One could reasonably say, “Doesn’t this alumna have a right to register her disapproval at this hiring?” She certainly does! But her disapproval was bad and wrong and silly, and she should not have held such an absurd opinion in the first place, nor should other people have agreed with her, and the school should have at least waited two weeks to see if the firestorm would die down (as it inevitably does). The inability of institutions to just wait two weeks before taking action is rather astonishing, considering their typical slowness on most matters.
This was good. Weirdly a lot of more contemporary psychoanalytic critical theory has helped me in kicking off a more productive gender journey. I’m still not sure how to feel about Freud as a whole, but I think psychoanalysis at least gets to some profound questions and wrestles hard with them, allowing you to get deeper than most other writers do.
The only psycho analysis I know is Lacan, who I found so confusing I just listen to podcasts from philosophers and intellectuals about him and his ideology. I did find a Black psychoanslyst - via podcast listening - who wrote one book and cowrote another about race and racism + psychoanalysis. I haven't read them yet but they're in my possessiom!
I've never given my gender a lot of thought except that I think it's tied to something physical and emotional. When I first started thinking about it, being nonbinary or trans wasnt as visible and there wasn't a huge incentive to support people. I had one friend who initially rejected my gender identity and it made me not want to continue knowing them. I mostly kept it to myself or shared with the trans or queer people I knew.

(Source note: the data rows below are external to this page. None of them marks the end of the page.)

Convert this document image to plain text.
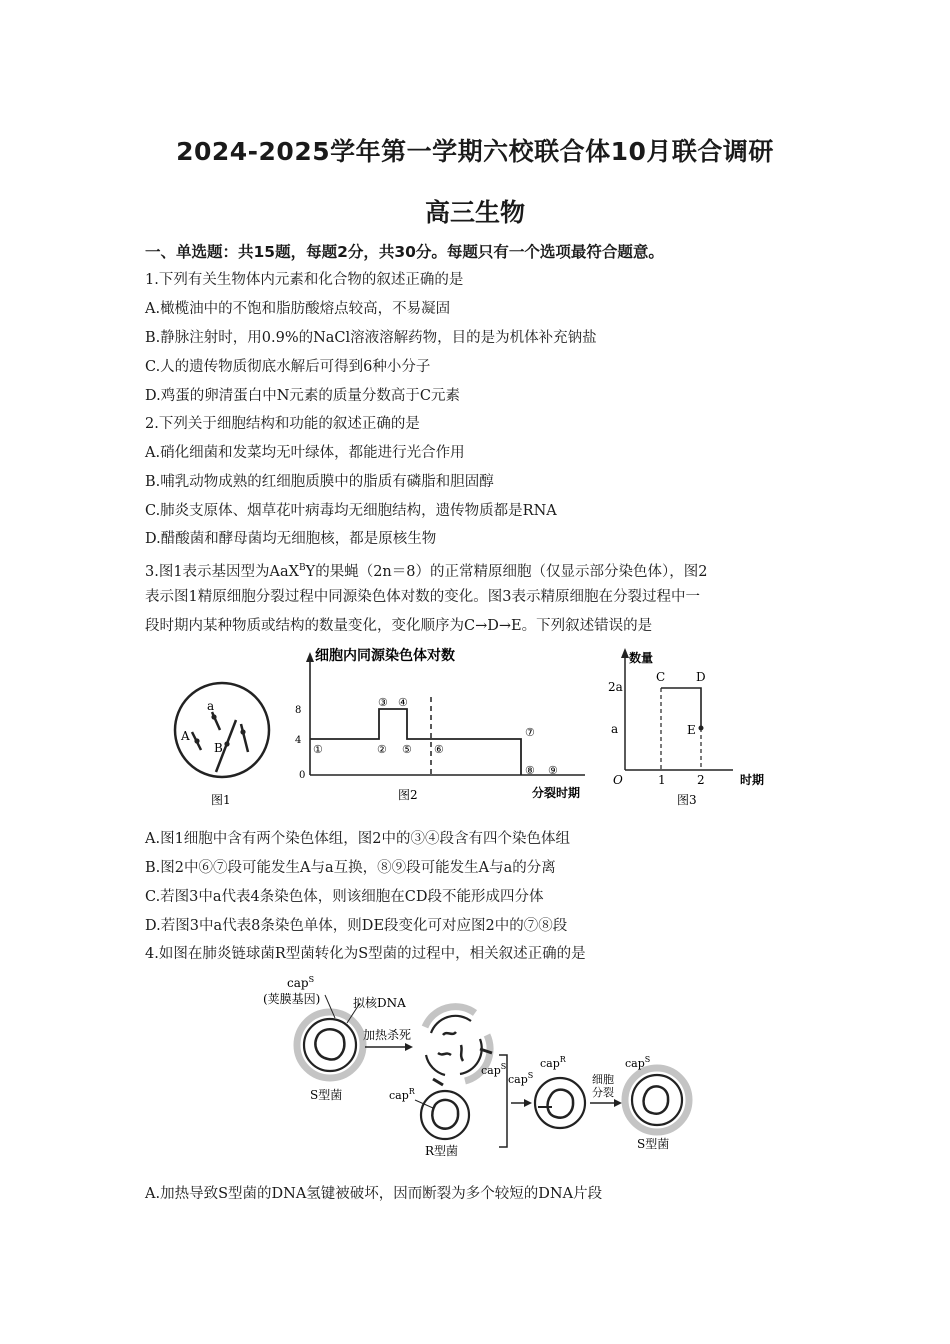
2024-2025学年第一学期六校联合体10月联合调研
高三生物
一、单选题：共15题，每题2分，共30分。每题只有一个选项最符合题意。
1.下列有关生物体内元素和化合物的叙述正确的是
A.橄榄油中的不饱和脂肪酸熔点较高，不易凝固
B.静脉注射时，用0.9%的NaCl溶液溶解药物，目的是为机体补充钠盐
C.人的遗传物质彻底水解后可得到6种小分子
D.鸡蛋的卵清蛋白中N元素的质量分数高于C元素
2.下列关于细胞结构和功能的叙述正确的是
A.硝化细菌和发菜均无叶绿体，都能进行光合作用
B.哺乳动物成熟的红细胞质膜中的脂质有磷脂和胆固醇
C.肺炎支原体、烟草花叶病毒均无细胞结构，遗传物质都是RNA
D.醋酸菌和酵母菌均无细胞核，都是原核生物
3.图1表示基因型为AaX$^B$Y的果蝇（2n＝8）的正常精原细胞（仅显示部分染色体），图2
表示图1精原细胞分裂过程中同源染色体对数的变化。图3表示精原细胞在分裂过程中一
段时期内某种物质或结构的数量变化，变化顺序为C→D→E。下列叙述错误的是
A
a
B
图1
细胞内同源染色体对数
8
4
0
①	②
③ ④
⑤ ⑥
⑦
⑧ ⑨
分裂时期
图2
数量
时期
2a
a
O	1	2
C	D
E
图3
A.图1细胞中含有两个染色体组，图2中的③④段含有四个染色体组
B.图2中⑥⑦段可能发生A与a互换，⑧⑨段可能发生A与a的分离
C.若图3中a代表4条染色体，则该细胞在CD段不能形成四分体
D.若图3中a代表8条染色单体，则DE段变化可对应图2中的⑦⑧段
4.如图在肺炎链球菌R型菌转化为S型菌的过程中，相关叙述正确的是
cap$^S$
(荚膜基因)	拟核DNA
S型菌
加热杀死
cap$^S$
cap$^R$
R型菌
cap$^S$
cap$^R$
细胞
分裂
cap$^S$
S型菌
A.加热导致S型菌的DNA氢键被破坏，因而断裂为多个较短的DNA片段
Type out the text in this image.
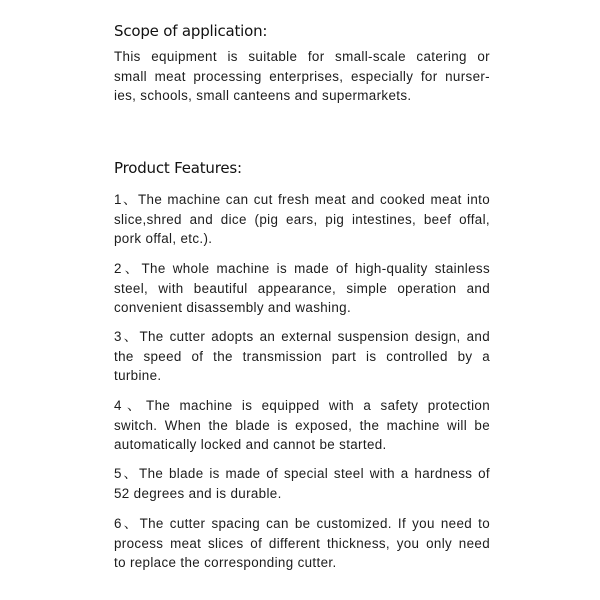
Scope of application:
This equipment is suitable for small-scale catering or
small meat processing enterprises, especially for nurser-
ies, schools, small canteens and supermarkets.
Product Features:
1、The machine can cut fresh meat and cooked meat into
slice,shred and dice (pig ears, pig intestines, beef offal,
pork offal, etc.).
2、The whole machine is made of high-quality stainless
steel, with beautiful appearance, simple operation and
convenient disassembly and washing.
3、The cutter adopts an external suspension design, and
the speed of the transmission part is controlled by a
turbine.
4、The machine is equipped with a safety protection
switch. When the blade is exposed, the machine will be
automatically locked and cannot be started.
5、The blade is made of special steel with a hardness of
52 degrees and is durable.
6、The cutter spacing can be customized. If you need to
process meat slices of different thickness, you only need
to replace the corresponding cutter.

But now, progressives have forced people to accept gender variance and this same friend is all about validating me and is really open about gender and gender identity.
I would have never thought to think about or use Freud to understand myself! I also don't know anyone who casually reads psychoanalysis.
Also, I'm pretty sure I know that guy who is really interested in IQ! And he has certainly argued that Black people have lower IQs than whites and Asians.